The Resolver (Azure Private DNS Resolver) consists of three different components which include inbound endpoints, outbound endpoints, and forwarding rule sets. Inbound endpoints provide a routable IP address that services running on-premises, in another cloud, or even in Azure can communicate with to resolve DNS namespaces hosted in Azure Private DNS Zones. Outbound endpoints provide a network egress point for DNS traffic to external DNS services running on-premises or within Azure. Forwarding rulesets are groups of DNS forwarding rules (conditional forwarders) that give direction to DNS traffic leaving a virtual network through the 168.63.129.16 virtual IP.

Let’s take a look at a few different scenarios and how this all works together.

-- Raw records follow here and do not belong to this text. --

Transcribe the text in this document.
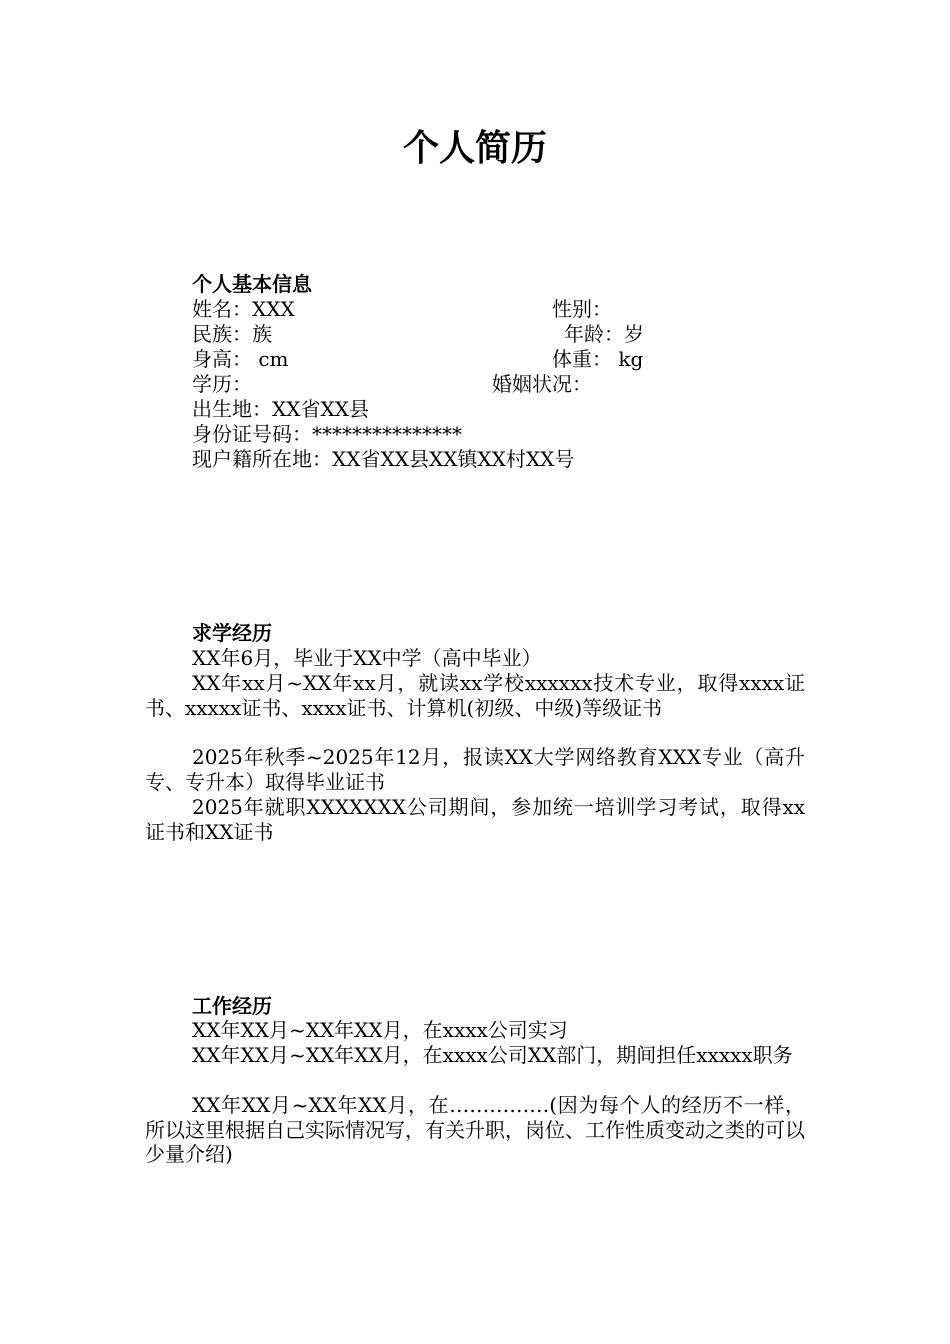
个人简历
个人基本信息

姓名：XXX	性别：

民族：族	年龄：岁

身高： cm	体重： kg

学历：	婚姻状况：

出生地：XX省XX县

身份证号码：***************

现户籍所在地：XX省XX县XX镇XX村XX号

求学经历

XX年6月，毕业于XX中学（高中毕业）

XX年xx月~XX年xx月，就读xx学校xxxxxx技术专业，取得xxxx证书、xxxxx证书、xxxx证书、计算机(初级、中级)等级证书

2025年秋季~2025年12月，报读XX大学网络教育XXX专业（高升专、专升本）取得毕业证书

2025年就职XXXXXXX公司期间，参加统一培训学习考试，取得xx证书和XX证书

工作经历

XX年XX月~XX年XX月，在xxxx公司实习

XX年XX月~XX年XX月，在xxxx公司XX部门，期间担任xxxxx职务

XX年XX月~XX年XX月，在……………(因为每个人的经历不一样，所以这里根据自己实际情况写，有关升职，岗位、工作性质变动之类的可以少量介绍)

Scenario 1 – On-premises machine needs to resolve an Azure Virtual Machine IP address where the DNS namespace is hosted in an Azure Private DNS Zone.

In this scenario an Azure Private DNS Resolver instance has been deployed a shared services virtual network. An Azure Private DNS Zone named mydomain.com has been linked to the virtual network. Connectivity to on-premises has been implemented using either an ExpressRoute or VPN connection. The on-premises DNS service has been configured with a conditional forwarder for mydomain.com with queries being sent to the inbound endpoint IP address at 10.1.0.4.

Let’s look at the steps that are taken for an on-premises machine to resolve the IP address of vm1.mydomain.com.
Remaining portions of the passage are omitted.